The human genome contains approximately 25 000 blueprints for all parts of the body. Most of the blueprints contain instructions for producing a protein.

Proteins are the most important building materials of the body. They execute all tasks necessary for life maintenance and the functioning of our body. Several examples: muscles and hair consist of protein materials. Other proteins form miniature tools, called enzymes, in a body cell.

Now scientists want to find out for each protein which function it has in the body and with which other protein materials it must interact to fulfill its task. It takes a complex interaction of proteins for certain traits to appear or processes to occur in the body.

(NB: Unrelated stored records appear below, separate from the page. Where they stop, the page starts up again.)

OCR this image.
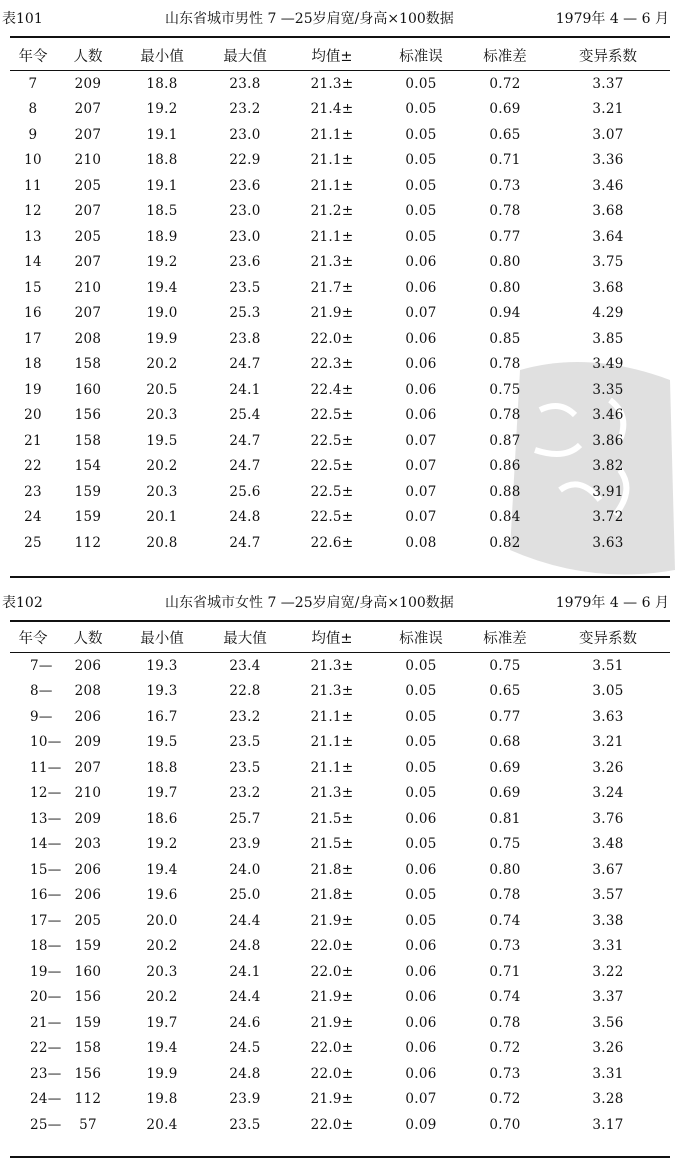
表101	山东省城市男性 7 —25岁肩宽/身高×100数据	1979年 4 — 6 月
年令	人数	最小值	最大值	均值±	标准误	标准差	变异系数
7	209	18.8	23.8	21.3±	0.05	0.72	3.37
8	207	19.2	23.2	21.4±	0.05	0.69	3.21
9	207	19.1	23.0	21.1±	0.05	0.65	3.07
10	210	18.8	22.9	21.1±	0.05	0.71	3.36
11	205	19.1	23.6	21.1±	0.05	0.73	3.46
12	207	18.5	23.0	21.2±	0.05	0.78	3.68
13	205	18.9	23.0	21.1±	0.05	0.77	3.64
14	207	19.2	23.6	21.3±	0.06	0.80	3.75
15	210	19.4	23.5	21.7±	0.06	0.80	3.68
16	207	19.0	25.3	21.9±	0.07	0.94	4.29
17	208	19.9	23.8	22.0±	0.06	0.85	3.85
18	158	20.2	24.7	22.3±	0.06	0.78	3.49
19	160	20.5	24.1	22.4±	0.06	0.75	3.35
20	156	20.3	25.4	22.5±	0.06	0.78	3.46
21	158	19.5	24.7	22.5±	0.07	0.87	3.86
22	154	20.2	24.7	22.5±	0.07	0.86	3.82
23	159	20.3	25.6	22.5±	0.07	0.88	3.91
24	159	20.1	24.8	22.5±	0.07	0.84	3.72
25	112	20.8	24.7	22.6±	0.08	0.82	3.63
表102	山东省城市女性 7 —25岁肩宽/身高×100数据	1979年 4 — 6 月
年令	人数	最小值	最大值	均值±	标准误	标准差	变异系数
7—	206	19.3	23.4	21.3±	0.05	0.75	3.51
8—	208	19.3	22.8	21.3±	0.05	0.65	3.05
9—	206	16.7	23.2	21.1±	0.05	0.77	3.63
10—	209	19.5	23.5	21.1±	0.05	0.68	3.21
11—	207	18.8	23.5	21.1±	0.05	0.69	3.26
12—	210	19.7	23.2	21.3±	0.05	0.69	3.24
13—	209	18.6	25.7	21.5±	0.06	0.81	3.76
14—	203	19.2	23.9	21.5±	0.05	0.75	3.48
15—	206	19.4	24.0	21.8±	0.06	0.80	3.67
16—	206	19.6	25.0	21.8±	0.05	0.78	3.57
17—	205	20.0	24.4	21.9±	0.05	0.74	3.38
18—	159	20.2	24.8	22.0±	0.06	0.73	3.31
19—	160	20.3	24.1	22.0±	0.06	0.71	3.22
20—	156	20.2	24.4	21.9±	0.06	0.74	3.37
21—	159	19.7	24.6	21.9±	0.06	0.78	3.56
22—	158	19.4	24.5	22.0±	0.06	0.72	3.26
23—	156	19.9	24.8	22.0±	0.06	0.73	3.31
24—	112	19.8	23.9	21.9±	0.07	0.72	3.28
25—	57	20.4	23.5	22.0±	0.09	0.70	3.17
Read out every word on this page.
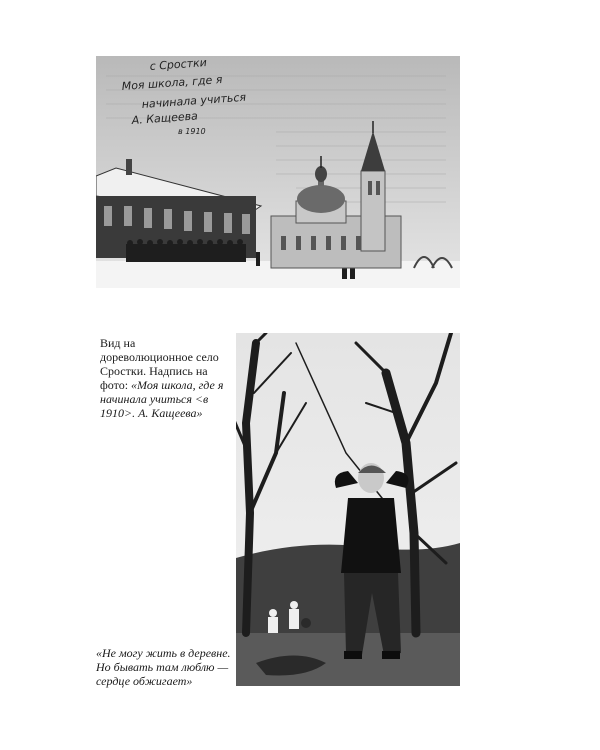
с Сростки
Моя школа, где я
начинала учиться
А. Кащеева
в 1910
Вид на дореволюционное село Сростки. Надпись на фото: «Моя школа, где я начинала учиться <в 1910>. А. Кащеева»
«Не могу жить в деревне. Но бывать там люблю — сердце обжигает»
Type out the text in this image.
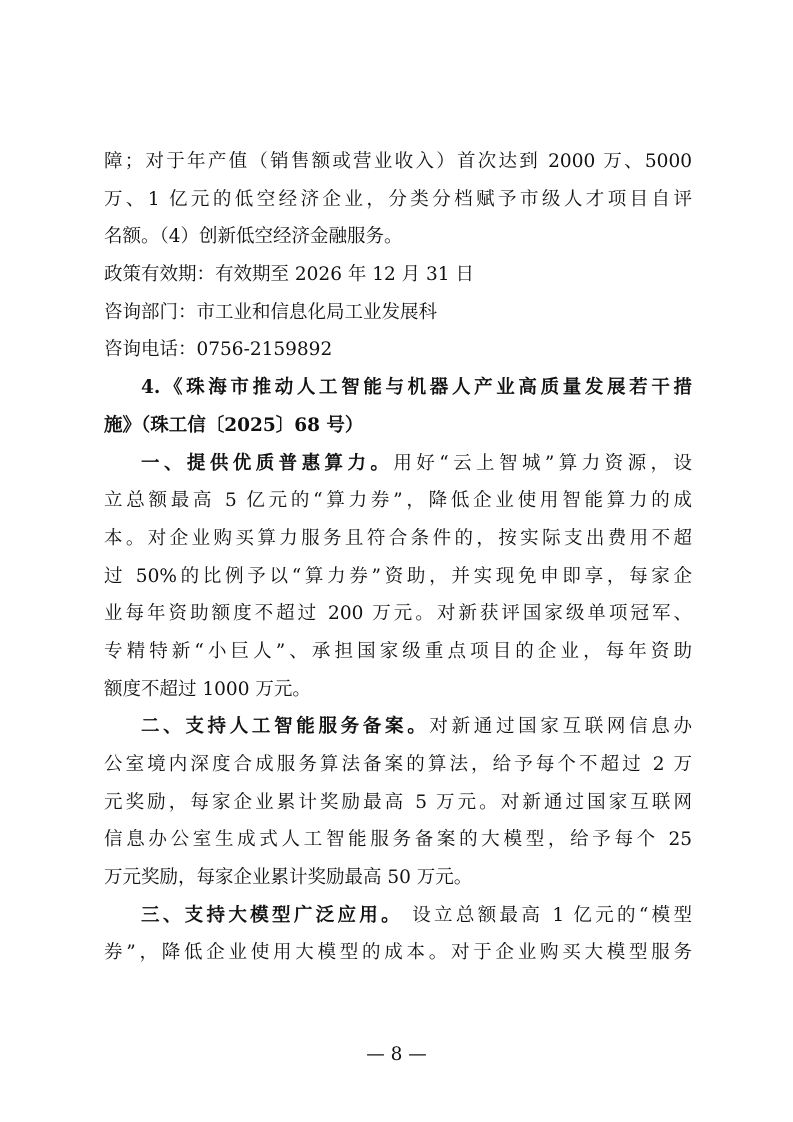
障；对于年产值（销售额或营业收入）首次达到 2000 万、5000
万、1 亿元的低空经济企业，分类分档赋予市级人才项目自评
名额。（4）创新低空经济金融服务。
政策有效期：有效期至 2026 年 12 月 31 日
咨询部门：市工业和信息化局工业发展科
咨询电话：0756-2159892
4.《珠海市推动人工智能与机器人产业高质量发展若干措
施》（珠工信〔2025〕68 号）
一、提供优质普惠算力。用好“云上智城”算力资源，设
立总额最高 5 亿元的“算力券”，降低企业使用智能算力的成
本。对企业购买算力服务且符合条件的，按实际支出费用不超
过 50%的比例予以“算力券”资助，并实现免申即享，每家企
业每年资助额度不超过 200 万元。对新获评国家级单项冠军、
专精特新“小巨人”、承担国家级重点项目的企业，每年资助
额度不超过 1000 万元。
二、支持人工智能服务备案。对新通过国家互联网信息办
公室境内深度合成服务算法备案的算法，给予每个不超过 2 万
元奖励，每家企业累计奖励最高 5 万元。对新通过国家互联网
信息办公室生成式人工智能服务备案的大模型，给予每个 25
万元奖励，每家企业累计奖励最高 50 万元。
三、支持大模型广泛应用。 设立总额最高 1 亿元的“模型
券”，降低企业使用大模型的成本。对于企业购买大模型服务
— 8 —
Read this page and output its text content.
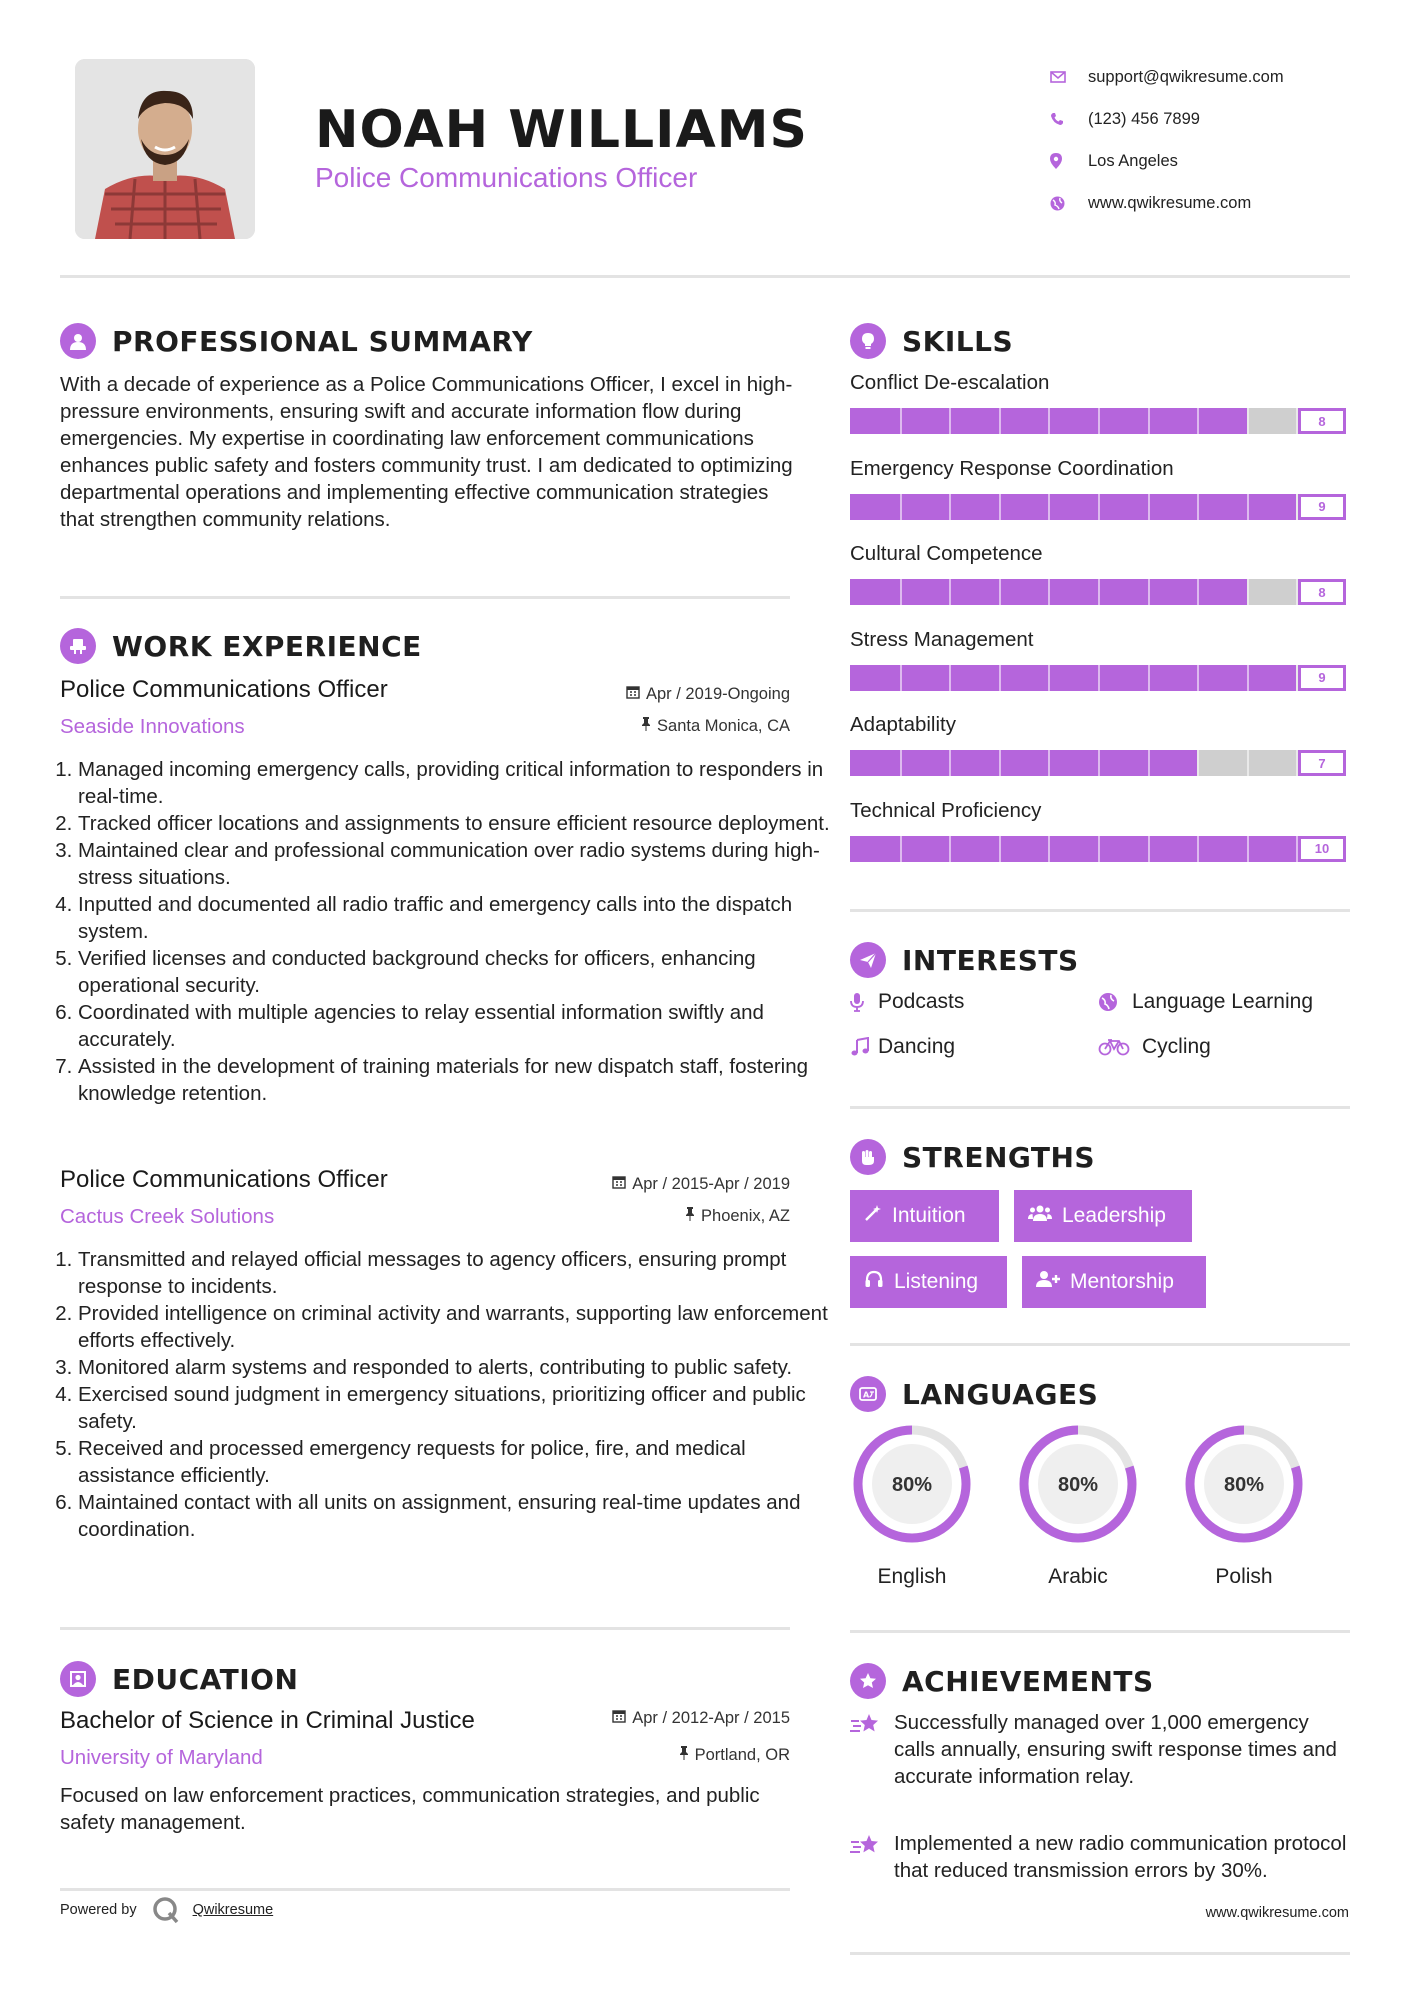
NOAH WILLIAMS
Police Communications Officer
support@qwikresume.com
(123) 456 7899
Los Angeles
www.qwikresume.com
PROFESSIONAL SUMMARY
With a decade of experience as a Police Communications Officer, I excel in high-pressure environments, ensuring swift and accurate information flow during emergencies. My expertise in coordinating law enforcement communications enhances public safety and fosters community trust. I am dedicated to optimizing departmental operations and implementing effective communication strategies that strengthen community relations.
WORK EXPERIENCE
Police Communications Officer	Apr / 2019-Ongoing
Seaside Innovations	Santa Monica, CA
1. Managed incoming emergency calls, providing critical information to responders in real-time.
2. Tracked officer locations and assignments to ensure efficient resource deployment.
3. Maintained clear and professional communication over radio systems during high-stress situations.
4. Inputted and documented all radio traffic and emergency calls into the dispatch system.
5. Verified licenses and conducted background checks for officers, enhancing operational security.
6. Coordinated with multiple agencies to relay essential information swiftly and accurately.
7. Assisted in the development of training materials for new dispatch staff, fostering knowledge retention.
Police Communications Officer	Apr / 2015-Apr / 2019
Cactus Creek Solutions	Phoenix, AZ
1. Transmitted and relayed official messages to agency officers, ensuring prompt response to incidents.
2. Provided intelligence on criminal activity and warrants, supporting law enforcement efforts effectively.
3. Monitored alarm systems and responded to alerts, contributing to public safety.
4. Exercised sound judgment in emergency situations, prioritizing officer and public safety.
5. Received and processed emergency requests for police, fire, and medical assistance efficiently.
6. Maintained contact with all units on assignment, ensuring real-time updates and coordination.
EDUCATION
Bachelor of Science in Criminal Justice	Apr / 2012-Apr / 2015
University of Maryland	Portland, OR
Focused on law enforcement practices, communication strategies, and public safety management.
Powered by	Qwikresume
SKILLS
Conflict De-escalation
8
Emergency Response Coordination
9
Cultural Competence
8
Stress Management
9
Adaptability
7
Technical Proficiency
10
INTERESTS
Podcasts	Language Learning
Dancing	Cycling
STRENGTHS
Intuition	Leadership
Listening	Mentorship
A LANGUAGES
80%
English
80%
Arabic
80%
Polish
ACHIEVEMENTS
Successfully managed over 1,000 emergency calls annually, ensuring swift response times and accurate information relay.
Implemented a new radio communication protocol that reduced transmission errors by 30%.
www.qwikresume.com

For example, there is not only one protein for eye color, but many that help to produce the pigment.

Furthermore, the researchers want to determine where the individual proteins are to be found in the body. To do that, they have to know which blueprints are just now being "read off" in the selected body region. "Reading off" means that the individual building instructions are being copied from the long strand of the DNA. This occurs by means of a copying tool that moves along the corresponding segment of the DNA strand and generates an exact copy of the gene letter sequence. This copy is then utilized at the protein factories as the blueprint for producing a protein.

Every cell of the body, no matter in which tissue it is situated nor which function it has, contains the complete genetic information, i.e. all 25,000 blueprints. And every cell of the body has its own program determining exactly at which time a certain protein should be produced. The blueprint presently being read is called an "active gene" in technical lingo.

With the aid of gene chips genome researchers can now investigate many hundreds of genes (protein blueprints) at the same time and can determine which genes are presently activated in a certain tissue. Other sophisticated techniques make it possible to figure out the function of the proteins.   

Thus, bit by bit a "wiring diagram" for the processes in our body is emerging. With the aid of this wiring diagram, genome researchers are able to understand how diseases develop because they are able to compare the wiring diagram of a healthy person with that of a sick patient and find out which components of the patient’s wiring diagram contain errors.